As formalidades vêm amparadas na Lei Estadual nº 17.492/2018, que dispõe sobre a responsabilidade territorial urbana, o parcelamento do solo, e as novas modalidades urbanísticas, para fins urbanos e rurais, no Estado de Santa Catarina. Dentre outras providencias, trata “Das Autorizações de Ligações pelas Concessionárias Públicas”, estabelecendo o que segue:
Art. 17. Para os efeitos desta Lei, nos parcelamentos do solo, somente será concedida ou autorizada a implantação e operacionalização da infraestrutura necessária para o fornecimento de energia elétrica, abastecimento de água e gás, em zona urbana e rural, conforme o caso, após os seguintes procedimentos:
I – nos imóveis localizados em áreas urbanas, deve o proprietário ou interessado, devidamente autorizado pelo proprietário, apresentar o justo título, seja o imóvel pertencente a lote urbano, loteamento, condomínio horizontal e/ou vertical;
II – para qualquer outra modalidade de ocupação, a ligação somente poderá ser efetuada, mesmo que em caráter provisório, se estiver acompanhada da expedição do Alvará de Licença para a Construção, emitida pela autoridade pública municipal competente, e a ligação de energia, em caráter definitivo, somente após a expedição e apresentação do competente Alvará de Habite-se municipal;
Conforme ressalvado pela concessionária, as exigências são para pedidos de ligação nova, onde não exista ainda um número de UNIDADE CONSUMIDORA. Logo, descabida estas exigências para pedido de religação. Porém, há relatos de consumidores que vêm encontrando sérias dificuldades em conseguir acesso ao serviço de energia, mediante desproporcionais empecilhos criados pelas concessionárias, especialmente quando se está tratando de imóveis de posse.
É bem verdade que há necessidade de se exigir um mínimo de comprovação da legitimidade da posse, mediante apresentação de documentos idôneos, a fim de se coibir ligações a pessoas não autorizadas ou invasores. Por outro lado, não é incomum que se exija do consumidor autorização do proprietário registral. Muitas vezes o consumidor efetiva a aquisição do imóvel por contrato particular, onde não figura o proprietário registral como vendedor ou anuente. Aliás, tratando-se de imóveis de posse várias vezes não se tem o histórico completo da cadeia possessória. Para dificultar ainda mais o procedimento, os responsáveis pela análise dos pedidos não têm entendimento legal sobre o tema, e desvirtuam a legislação, criando barreiras ao acesso do serviço, o que deve ser coibido.

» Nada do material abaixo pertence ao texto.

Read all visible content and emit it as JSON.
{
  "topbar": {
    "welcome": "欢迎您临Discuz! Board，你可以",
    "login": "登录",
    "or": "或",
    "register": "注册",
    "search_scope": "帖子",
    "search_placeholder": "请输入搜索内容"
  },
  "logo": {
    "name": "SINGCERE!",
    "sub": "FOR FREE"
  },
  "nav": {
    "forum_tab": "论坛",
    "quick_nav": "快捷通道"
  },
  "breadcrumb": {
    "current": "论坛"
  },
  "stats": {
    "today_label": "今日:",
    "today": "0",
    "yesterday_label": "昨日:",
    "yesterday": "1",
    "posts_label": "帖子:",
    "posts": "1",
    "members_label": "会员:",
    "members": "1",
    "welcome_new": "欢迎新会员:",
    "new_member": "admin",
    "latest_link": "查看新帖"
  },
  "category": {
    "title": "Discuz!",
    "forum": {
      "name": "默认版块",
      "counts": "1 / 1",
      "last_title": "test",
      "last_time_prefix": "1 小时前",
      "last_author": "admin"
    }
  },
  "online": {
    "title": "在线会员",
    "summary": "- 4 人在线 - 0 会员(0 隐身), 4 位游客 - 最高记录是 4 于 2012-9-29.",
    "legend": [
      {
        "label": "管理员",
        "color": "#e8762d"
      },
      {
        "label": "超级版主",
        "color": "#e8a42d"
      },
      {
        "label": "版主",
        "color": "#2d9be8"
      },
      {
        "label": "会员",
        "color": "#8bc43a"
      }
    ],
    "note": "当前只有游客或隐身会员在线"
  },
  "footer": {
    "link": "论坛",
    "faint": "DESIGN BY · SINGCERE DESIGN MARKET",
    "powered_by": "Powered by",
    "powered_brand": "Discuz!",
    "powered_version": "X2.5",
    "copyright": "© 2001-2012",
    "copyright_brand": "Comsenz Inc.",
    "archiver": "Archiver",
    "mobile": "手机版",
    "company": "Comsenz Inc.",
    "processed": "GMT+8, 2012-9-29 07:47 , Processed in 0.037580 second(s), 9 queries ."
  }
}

Logo, deve o consumidor ficar atento a estas exigências, reunindo o maior número de documentos possíveis para demonstrar a legitimidade de sua posse.
De igual modo, além da questão da análise da propriedade ou da posse, também começa a ser exigido em alguns municípios a comprovação da regularidade da construção mediante alvará de construção para ligação provisória e habite-se para ligação de energia definitiva.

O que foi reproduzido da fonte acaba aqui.